Debut historic romance novelist

Early retirement in the Spanish Pyrenees with my husband gives me time to indulge my passion to write, a lifetime’s longing, a portfolio of cameos to bring to life. Semi-professional writing to go with a semi-retirement: a story is not a story unless it is told to others. I write from the heart but with a close eye on the need to publish.

On what to write, I didn’t need to look far. My working life as an engineer, both hands-on and professional, had ranged seamlessly if somewhat bizarrely from power station rebuilds through medical device design to running a specialist clinic for severely disabled children. There had been side dishes of heritage steam and classic car restoration tempered by volunteer work with sustainability charities. It had all been a study of man and machine. How technology works for people, how people respond to it, how they demand more. Technology is empowerment, of course, but power is always dangerous, a tightrope to tread.

The Industrial Revolution was the birthing of today’s technology and the society which goes with it. The fathers were the aristocracy, funding and driving change for glory and profit, the pretenders, the gentry, joining in. The mothers of the Revolution were the great engineers, some educated, some straight from the colliery. Those were the days when a man could change the world, by his character, by his innate skill, by his grit and determination.

What a background, I thought, for some passionate human-interest stories, when turbulence swept away the old rules, when a man could become rich beyond measure or be cast into the hell of pit or mill. When women first became seriously disempowered as wealthy men shaped the world for themselves. When the first steam trains travelled so fast, people feared speed itself would surely kill. 
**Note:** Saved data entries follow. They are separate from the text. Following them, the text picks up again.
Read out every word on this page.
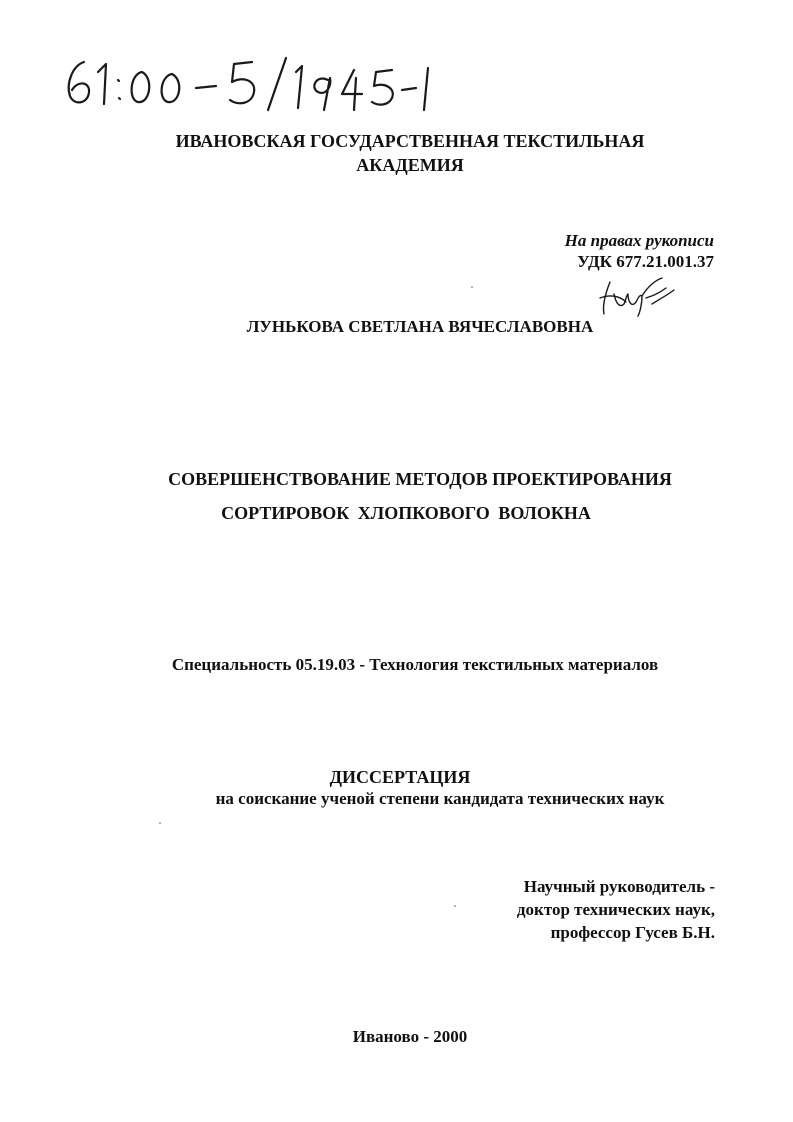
ИВАНОВСКАЯ ГОСУДАРСТВЕННАЯ ТЕКСТИЛЬНАЯ
АКАДЕМИЯ
На правах рукописи
УДК 677.21.001.37
ЛУНЬКОВА СВЕТЛАНА ВЯЧЕСЛАВОВНА
СОВЕРШЕНСТВОВАНИЕ МЕТОДОВ ПРОЕКТИРОВАНИЯ
СОРТИРОВОК ХЛОПКОВОГО ВОЛОКНА
Специальность 05.19.03 - Технология текстильных материалов
ДИССЕРТАЦИЯ
на соискание ученой степени кандидата технических наук
Научный руководитель -
доктор технических наук,
профессор Гусев Б.Н.
Иваново - 2000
Romance would be the way to explore this thoroughly, I saw. Put a protagonist close to one of the great engineers and the other close to the driving force of the aristocracy. Liberally sprinkle with the tensions, opportunities and pitfalls of the time, and let it grow.

That was five years ago. The first book is written and is ready to throw into the mill of publishing. Business takes over from imagination. The life of a writer, I discover, is never dull.